Il primo episodio è finito velocemente nel dimenticatoio anche se l’escalier è ancora lì fermo a gridare vendetta; il secondo è stato velocemente liquidato e chiuso dal nostro ministro dell’Interno Angelino Alfano, che sulla base di indagini di cui si sa poco, ha ufficialmente escluso tout court ogni ipotesi di dolo. In sostanza, quello che sarebbe emerso è che le immani devastazioni provocate dalle fiamme, che hanno reso inagibile l’area per settimane, costretto alla cancellazione un’infinità di voli con immensi disagi per gli utenti, serrato le vetrine delle grandi griffe e dei grandi brand del made in Italy, sarebbero state provocate da un piccolo condizionatore portatile. E’ una spiegazione che non soddisfa nessuno, visto che i soccorsi sono anche scattati immediatamente.

Poi il fuoco di ieri, con la macchia mediterranea del litorale, che sembrerebbe il pretestuoso bersaglio.
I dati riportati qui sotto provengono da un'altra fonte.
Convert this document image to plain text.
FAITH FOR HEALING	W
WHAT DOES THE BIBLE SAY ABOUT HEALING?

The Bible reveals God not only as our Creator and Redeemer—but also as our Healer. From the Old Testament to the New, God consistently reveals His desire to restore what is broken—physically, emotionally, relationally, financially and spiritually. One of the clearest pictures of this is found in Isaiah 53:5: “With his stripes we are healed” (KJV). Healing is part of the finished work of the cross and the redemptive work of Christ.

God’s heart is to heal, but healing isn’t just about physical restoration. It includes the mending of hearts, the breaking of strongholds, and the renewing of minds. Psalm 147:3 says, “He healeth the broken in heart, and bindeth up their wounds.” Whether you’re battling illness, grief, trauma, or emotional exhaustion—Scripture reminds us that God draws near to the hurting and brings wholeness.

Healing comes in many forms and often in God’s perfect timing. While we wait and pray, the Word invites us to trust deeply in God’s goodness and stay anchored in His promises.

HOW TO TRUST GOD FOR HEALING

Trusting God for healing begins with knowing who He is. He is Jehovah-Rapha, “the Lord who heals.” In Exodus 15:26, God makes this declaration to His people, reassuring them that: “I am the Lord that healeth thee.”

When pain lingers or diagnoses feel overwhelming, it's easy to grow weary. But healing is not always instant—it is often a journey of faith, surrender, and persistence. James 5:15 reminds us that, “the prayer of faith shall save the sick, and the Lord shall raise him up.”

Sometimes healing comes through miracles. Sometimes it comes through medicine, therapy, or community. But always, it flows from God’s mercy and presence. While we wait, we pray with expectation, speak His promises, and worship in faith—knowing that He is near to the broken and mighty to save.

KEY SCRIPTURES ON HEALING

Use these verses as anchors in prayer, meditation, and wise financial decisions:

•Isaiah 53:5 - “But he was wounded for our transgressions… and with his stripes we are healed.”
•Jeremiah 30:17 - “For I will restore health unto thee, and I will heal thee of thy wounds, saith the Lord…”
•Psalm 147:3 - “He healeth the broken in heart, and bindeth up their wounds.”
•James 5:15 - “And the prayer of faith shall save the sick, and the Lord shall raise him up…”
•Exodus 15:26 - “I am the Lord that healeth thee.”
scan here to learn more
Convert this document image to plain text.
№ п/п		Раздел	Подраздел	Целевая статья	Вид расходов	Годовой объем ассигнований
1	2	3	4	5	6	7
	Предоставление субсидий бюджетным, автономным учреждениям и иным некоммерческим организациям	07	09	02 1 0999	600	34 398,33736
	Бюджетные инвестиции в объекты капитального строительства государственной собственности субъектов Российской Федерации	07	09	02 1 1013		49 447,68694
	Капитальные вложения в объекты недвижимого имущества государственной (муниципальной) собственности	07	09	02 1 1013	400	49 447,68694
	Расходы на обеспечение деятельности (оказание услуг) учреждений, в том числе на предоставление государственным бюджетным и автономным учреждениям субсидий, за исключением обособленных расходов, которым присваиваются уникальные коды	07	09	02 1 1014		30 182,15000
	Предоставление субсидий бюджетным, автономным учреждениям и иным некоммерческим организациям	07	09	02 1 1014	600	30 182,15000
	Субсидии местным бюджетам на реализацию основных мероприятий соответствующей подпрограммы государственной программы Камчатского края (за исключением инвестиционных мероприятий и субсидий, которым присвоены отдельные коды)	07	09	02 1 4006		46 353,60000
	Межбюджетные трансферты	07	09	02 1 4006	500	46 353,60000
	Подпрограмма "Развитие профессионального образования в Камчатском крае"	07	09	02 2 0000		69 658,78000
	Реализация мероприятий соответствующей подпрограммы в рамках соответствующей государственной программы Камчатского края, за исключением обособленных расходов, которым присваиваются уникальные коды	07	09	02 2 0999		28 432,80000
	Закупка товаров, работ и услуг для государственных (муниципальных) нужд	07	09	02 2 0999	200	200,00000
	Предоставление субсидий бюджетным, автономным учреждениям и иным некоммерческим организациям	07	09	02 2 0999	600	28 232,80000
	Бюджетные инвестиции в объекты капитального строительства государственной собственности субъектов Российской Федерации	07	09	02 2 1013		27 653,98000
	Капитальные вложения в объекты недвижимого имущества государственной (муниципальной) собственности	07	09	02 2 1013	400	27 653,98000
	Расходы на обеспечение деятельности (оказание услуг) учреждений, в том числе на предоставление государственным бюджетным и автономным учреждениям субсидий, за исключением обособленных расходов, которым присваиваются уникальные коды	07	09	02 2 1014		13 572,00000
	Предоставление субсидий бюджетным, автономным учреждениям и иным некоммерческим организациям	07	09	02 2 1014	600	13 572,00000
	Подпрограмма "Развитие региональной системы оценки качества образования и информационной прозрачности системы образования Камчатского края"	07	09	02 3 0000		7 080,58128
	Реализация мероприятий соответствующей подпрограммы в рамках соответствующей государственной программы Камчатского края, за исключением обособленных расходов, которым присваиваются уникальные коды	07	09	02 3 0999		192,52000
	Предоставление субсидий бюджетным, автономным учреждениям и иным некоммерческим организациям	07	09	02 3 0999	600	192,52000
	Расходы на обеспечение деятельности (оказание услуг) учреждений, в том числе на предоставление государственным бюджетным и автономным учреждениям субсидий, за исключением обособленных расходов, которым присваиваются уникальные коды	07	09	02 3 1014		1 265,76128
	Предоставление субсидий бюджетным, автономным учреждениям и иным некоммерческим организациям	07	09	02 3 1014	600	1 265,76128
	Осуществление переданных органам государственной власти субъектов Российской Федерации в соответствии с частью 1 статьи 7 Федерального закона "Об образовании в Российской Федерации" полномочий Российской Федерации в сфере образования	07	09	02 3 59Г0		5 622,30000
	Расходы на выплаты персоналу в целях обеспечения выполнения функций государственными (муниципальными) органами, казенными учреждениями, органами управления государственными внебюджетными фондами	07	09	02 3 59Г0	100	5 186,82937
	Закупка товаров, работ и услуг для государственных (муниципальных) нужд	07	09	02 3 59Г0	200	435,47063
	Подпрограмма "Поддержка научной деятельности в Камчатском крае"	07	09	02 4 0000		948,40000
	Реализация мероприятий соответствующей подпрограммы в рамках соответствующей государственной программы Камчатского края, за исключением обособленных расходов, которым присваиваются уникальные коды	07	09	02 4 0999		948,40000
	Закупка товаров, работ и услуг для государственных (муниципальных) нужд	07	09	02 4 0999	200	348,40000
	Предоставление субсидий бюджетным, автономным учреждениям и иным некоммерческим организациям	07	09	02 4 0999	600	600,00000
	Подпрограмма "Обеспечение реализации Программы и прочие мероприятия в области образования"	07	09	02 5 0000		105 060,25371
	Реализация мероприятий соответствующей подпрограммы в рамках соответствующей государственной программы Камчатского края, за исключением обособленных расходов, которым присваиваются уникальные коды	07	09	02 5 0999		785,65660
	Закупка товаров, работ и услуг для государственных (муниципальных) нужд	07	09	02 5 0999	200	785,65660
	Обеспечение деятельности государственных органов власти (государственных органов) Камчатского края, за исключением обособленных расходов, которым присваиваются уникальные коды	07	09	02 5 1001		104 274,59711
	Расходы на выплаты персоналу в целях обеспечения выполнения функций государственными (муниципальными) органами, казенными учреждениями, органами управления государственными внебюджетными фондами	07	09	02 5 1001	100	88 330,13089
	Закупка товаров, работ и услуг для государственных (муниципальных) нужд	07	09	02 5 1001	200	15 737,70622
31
Un evento che non spiega però il misterioso e simultaneo surriscaldamento di una centralina elettrica all’interno dell’aeroporto e la serie di black out che ci hanno fatto fare agli occhi del mondo la figura di un paese straccione. Sul caso è intervenuto il premier Matteo Renzi, ma ad alzare più di tutti la voce è stato il sindaco di Fiumicino, Esterino Montini, che dice che vuole vederci chiaro e non si accontenta di spiegazioni che attribuiscono al caso ciò che è accaduto ancora una volta. La situazione è grave, molto grave. E a complicarla ci si è aggiunta anche l’Alitalia, che per i disagi provocati dall’incendio di maggio ha presentato un conto da 80 milioni di euro, minacciando di abbandonare lo scalo capitolino. Cosa che Easyjet ha peraltro già fatto. Senza fare dietrologia, ci chiediamo se non ci siano degli interessi politici ed economici dietro questi drammatici episodi. Del resto qualche tempo fa c’era qualcuno che progettava e sognava lo smantellamento definitivo di Leonardo Da Vinci e lo spostamento dell’ombelico del trasporto aereo italiano a Malpensa. Chissà, magari ci potrebbe essere qualche nostalgico. Ma una cosa è certa: non possiamo assistere impotenti e passivi allo smantellamento di una così importante infrastruttura. Né subirla in nome della sfiga o di qualunquistiche accuse di malagestione. Se lasciassimo decadere Fiumicino sarebbe ci sarebbero pesanti ricadute sull’economia non solo del territorio ma anche dell’Italia intera. Vogliono investire su Malpensa? Lo facciano: due aeroporti sono meglio di mezzo aeroporto.